I don’t often have cause to quote my homeboy Akira the Don, but I was pleased to see his recent departure from the Featured Artists Coalition and the reasons behind it, namely the FAC’s subscription to a damaging and Stone Age stance on filesharing: Akira the Don: Fuck the FAC.
Online filesharing has done as much to kill music as home taping actually did back in the 70s and 80s, ie bugger-all. The recommending and sharing of music between individuals may have inflicted some slight cosmetic damage on the music industry, as opposed to the fairly invulnerable concept of music itself, but the music industry is predisposed, cockroach-like, to adapt, evolve and endure. It isn’t going away, and neither is the principle of artists justly being owed for their work. The industry’s propensity to spot where quick and easy money can be made, however, appears to be the motivation behind its recent inclination to abandon, for instance, attempts to focus on the leaking of certain albums at the industry end and instead to parasitically batten on the least powerful and most isolated component in the chain: the individual music fan.

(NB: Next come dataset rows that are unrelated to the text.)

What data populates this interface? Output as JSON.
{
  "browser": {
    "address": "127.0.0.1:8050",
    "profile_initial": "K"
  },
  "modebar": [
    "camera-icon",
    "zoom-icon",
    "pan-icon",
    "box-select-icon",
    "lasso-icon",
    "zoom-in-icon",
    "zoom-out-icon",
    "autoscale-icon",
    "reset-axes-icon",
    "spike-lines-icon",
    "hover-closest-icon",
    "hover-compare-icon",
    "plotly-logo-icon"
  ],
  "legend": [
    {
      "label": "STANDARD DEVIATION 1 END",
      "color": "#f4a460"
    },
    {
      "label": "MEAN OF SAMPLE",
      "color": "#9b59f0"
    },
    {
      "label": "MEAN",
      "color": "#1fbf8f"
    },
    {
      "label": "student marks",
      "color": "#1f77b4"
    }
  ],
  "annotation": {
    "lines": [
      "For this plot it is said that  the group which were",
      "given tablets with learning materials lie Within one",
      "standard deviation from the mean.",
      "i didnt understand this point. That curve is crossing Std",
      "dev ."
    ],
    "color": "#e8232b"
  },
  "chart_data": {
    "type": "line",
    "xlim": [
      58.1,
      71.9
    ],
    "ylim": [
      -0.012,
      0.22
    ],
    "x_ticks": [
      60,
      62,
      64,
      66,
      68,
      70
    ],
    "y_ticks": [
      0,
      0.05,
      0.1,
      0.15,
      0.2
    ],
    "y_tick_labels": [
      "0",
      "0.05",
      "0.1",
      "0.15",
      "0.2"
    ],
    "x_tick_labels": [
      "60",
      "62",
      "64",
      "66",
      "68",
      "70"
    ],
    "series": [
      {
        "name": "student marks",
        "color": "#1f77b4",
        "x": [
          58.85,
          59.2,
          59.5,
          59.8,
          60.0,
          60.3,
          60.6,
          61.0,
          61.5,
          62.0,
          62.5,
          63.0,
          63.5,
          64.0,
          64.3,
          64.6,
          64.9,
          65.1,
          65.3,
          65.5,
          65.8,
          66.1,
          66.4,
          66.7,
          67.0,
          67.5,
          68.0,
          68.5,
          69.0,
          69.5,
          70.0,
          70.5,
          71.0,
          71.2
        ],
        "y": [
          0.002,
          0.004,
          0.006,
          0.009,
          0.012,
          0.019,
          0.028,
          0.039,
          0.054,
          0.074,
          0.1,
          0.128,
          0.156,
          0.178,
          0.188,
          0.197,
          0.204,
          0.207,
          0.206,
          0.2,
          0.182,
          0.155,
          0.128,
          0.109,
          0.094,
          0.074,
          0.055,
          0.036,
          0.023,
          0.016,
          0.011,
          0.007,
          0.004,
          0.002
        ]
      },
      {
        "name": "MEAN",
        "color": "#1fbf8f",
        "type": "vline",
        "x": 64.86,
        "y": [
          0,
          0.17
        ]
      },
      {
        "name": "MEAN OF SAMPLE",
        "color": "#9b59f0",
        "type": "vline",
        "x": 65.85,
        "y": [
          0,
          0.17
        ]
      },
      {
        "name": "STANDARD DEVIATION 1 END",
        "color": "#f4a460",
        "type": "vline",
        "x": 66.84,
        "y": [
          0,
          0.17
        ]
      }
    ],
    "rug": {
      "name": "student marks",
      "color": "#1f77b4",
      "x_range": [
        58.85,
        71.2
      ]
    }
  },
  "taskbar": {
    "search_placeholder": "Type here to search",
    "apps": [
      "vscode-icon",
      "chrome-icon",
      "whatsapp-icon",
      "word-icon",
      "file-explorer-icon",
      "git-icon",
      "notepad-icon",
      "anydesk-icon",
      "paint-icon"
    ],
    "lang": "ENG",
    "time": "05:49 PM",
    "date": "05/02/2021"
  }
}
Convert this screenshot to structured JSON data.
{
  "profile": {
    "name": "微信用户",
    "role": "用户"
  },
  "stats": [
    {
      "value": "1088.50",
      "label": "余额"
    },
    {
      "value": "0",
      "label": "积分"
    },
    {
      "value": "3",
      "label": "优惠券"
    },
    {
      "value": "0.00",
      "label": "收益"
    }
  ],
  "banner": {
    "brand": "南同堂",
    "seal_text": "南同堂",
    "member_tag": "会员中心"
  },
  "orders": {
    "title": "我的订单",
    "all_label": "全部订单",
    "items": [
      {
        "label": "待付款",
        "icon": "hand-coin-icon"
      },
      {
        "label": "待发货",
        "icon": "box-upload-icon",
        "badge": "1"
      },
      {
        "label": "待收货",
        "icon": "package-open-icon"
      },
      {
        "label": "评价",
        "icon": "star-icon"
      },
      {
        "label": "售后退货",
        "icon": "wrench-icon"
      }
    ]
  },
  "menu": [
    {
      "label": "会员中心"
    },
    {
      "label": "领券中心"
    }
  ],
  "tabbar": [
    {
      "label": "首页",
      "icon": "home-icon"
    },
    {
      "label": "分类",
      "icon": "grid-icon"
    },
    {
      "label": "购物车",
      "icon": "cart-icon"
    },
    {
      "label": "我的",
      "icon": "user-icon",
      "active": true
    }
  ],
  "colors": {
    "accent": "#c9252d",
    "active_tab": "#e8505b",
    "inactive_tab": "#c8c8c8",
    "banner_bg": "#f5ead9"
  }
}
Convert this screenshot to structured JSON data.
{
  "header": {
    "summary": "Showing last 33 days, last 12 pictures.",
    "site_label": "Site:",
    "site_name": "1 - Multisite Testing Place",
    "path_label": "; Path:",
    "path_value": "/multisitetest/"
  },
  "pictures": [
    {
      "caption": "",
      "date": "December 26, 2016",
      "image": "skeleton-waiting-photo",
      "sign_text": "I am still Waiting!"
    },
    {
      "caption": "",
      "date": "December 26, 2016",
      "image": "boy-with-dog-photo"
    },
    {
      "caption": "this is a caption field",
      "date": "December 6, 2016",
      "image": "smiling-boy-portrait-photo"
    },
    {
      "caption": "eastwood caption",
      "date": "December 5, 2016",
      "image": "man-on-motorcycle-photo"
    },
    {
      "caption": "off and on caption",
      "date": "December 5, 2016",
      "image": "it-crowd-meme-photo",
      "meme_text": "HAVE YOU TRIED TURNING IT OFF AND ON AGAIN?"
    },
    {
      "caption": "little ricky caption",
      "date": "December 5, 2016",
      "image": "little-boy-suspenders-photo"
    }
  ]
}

Among the list of FAC signatories to this squeeze, I am disappointed to see Billy Bragg, a life-long exponent of collectivism whose reputation has been built largely through linking music with political activism, and Patrick Wolf, of whom I myself would never have heard without the recommendation and, yes, downloads offered by friends. Both of these artists have subsequently received a considerable amount from me in terms of revenue from records, gigs and merchandise, and of my recommending them in turn. In an age where writing on music in the print media is increasingly less credible, far more musicians and music fans are turning to the internet as a means of discovering, promoting and facilitating music. To think that this cultural moment can be rolled back is at best naive and at worst jaw-droppingly entitled.
Let’s make a deal, though. Having noted all the FAC signatories, I hereby pledge neither to listen to myself, nor to play in the hearing of others, anything of theirs for which I have not legally paid. I will make no attempt to encourage others to hear their music before deciding whether to pay for it, but rather wait for the undoubted talents of these musical leading lights, and their polishing by a competent and patient industry, to dazzle the eyes of the multitude without any interference from so-called fans. How’s that?